Wednesday, July 26, 2006

Guggi, Bono and the Brethren

Irishtown Gospel Hall in Dublin is about to have its final meeting this Sunday.

Why is this of interest? It's the end of the line for a congregation which began in 1862 and for most of its life met in Merrion Hall in the heart of Dublin. At its peak it needed seating for 2,500 and 80 Sunday School volunteers. And, this being Dublin, there's a U2 connection.

Among the children raised there into his teenage years was Guggi, one of Bono's best friends and now a celebrated Irish painter. Bono himself sometimes attended services.

On the Virgin Prunes website there's an interview with Guggi which has these pars:

'Born in 1959, one of 10 children in the Rowen household, Guggi grew up in one of the rarer things in suburban Dublin, a fundamentalist Christian family. Raised in the Church of Ireland, his father had as a young man become a member of the Plymouth Brethren, attending meetings in Merrion Hall in the city centre, where Guggi and his siblings were later brought to worship.
“My father was a strict disciplinarian,” says Guggi. “When we lived under his roof we lived by his rules and there was no questioning that. It went on for what seemed a very long time, until I could afford to set up home elsewhere, which I did at the age of 17.
“The way I was brought up was unhip but I can’t fault it. There isn’t anything I was taught then that I don’t believe now. I still have a strong Christian faith, though I’m a bad example of what a Christian should be, sometimes the worst example you could meet.”'


The hall is now a restaurant and hotel.
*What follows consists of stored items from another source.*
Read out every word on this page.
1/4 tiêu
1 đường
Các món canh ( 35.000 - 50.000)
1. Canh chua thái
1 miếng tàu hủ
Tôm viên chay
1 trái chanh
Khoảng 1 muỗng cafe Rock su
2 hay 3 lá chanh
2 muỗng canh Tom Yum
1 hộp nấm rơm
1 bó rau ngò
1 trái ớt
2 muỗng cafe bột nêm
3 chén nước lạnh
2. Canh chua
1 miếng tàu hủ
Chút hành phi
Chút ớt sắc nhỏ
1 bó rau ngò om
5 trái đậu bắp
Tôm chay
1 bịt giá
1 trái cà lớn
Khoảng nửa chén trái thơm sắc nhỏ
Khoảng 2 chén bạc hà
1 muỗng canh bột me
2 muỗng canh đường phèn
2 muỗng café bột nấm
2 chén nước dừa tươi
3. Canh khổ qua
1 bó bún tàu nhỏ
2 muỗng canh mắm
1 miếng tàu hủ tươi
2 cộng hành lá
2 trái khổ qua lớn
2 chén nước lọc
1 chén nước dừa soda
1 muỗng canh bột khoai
Guggi's five sons are Moses, Noah, Eliah, Caleb and Gideon.



Merrion struggled as families migrated to the suburbs and less rigid expressions of evangelicalism flourished. But it was a landmark of a theologically Protestant Irish Christianity which vigorously avoided party-politics.

The Brethren movement is numerically tiny but notable for the drive and imagination of the people who pass through it. Prominent ex-Brethren include Emergent pioneer Brian McLaren, Sojourners founder Jim Wallis, post-evangelical guru Dave Tomlinson, UK charismatic giants Gerald Coates and Roger Forster and the hugely popular US humorist Garrison Keillor.

3 comments:

Beth said...

I'm linking this post on the U2 Sermons blog - bravo for remarking this.

Anonymous said...

I was born in '59 too (in B'ham England)
My dad was a Brethren elder and part of Merrion Hall when he lived in Dublin (where he was from). He talked of it with fondness. I get the impression it was full of spiritual life...as was the Brethren assembly we were part of in the 60's...come the 70's some of the life seemed to die, and I left in '72 at 13.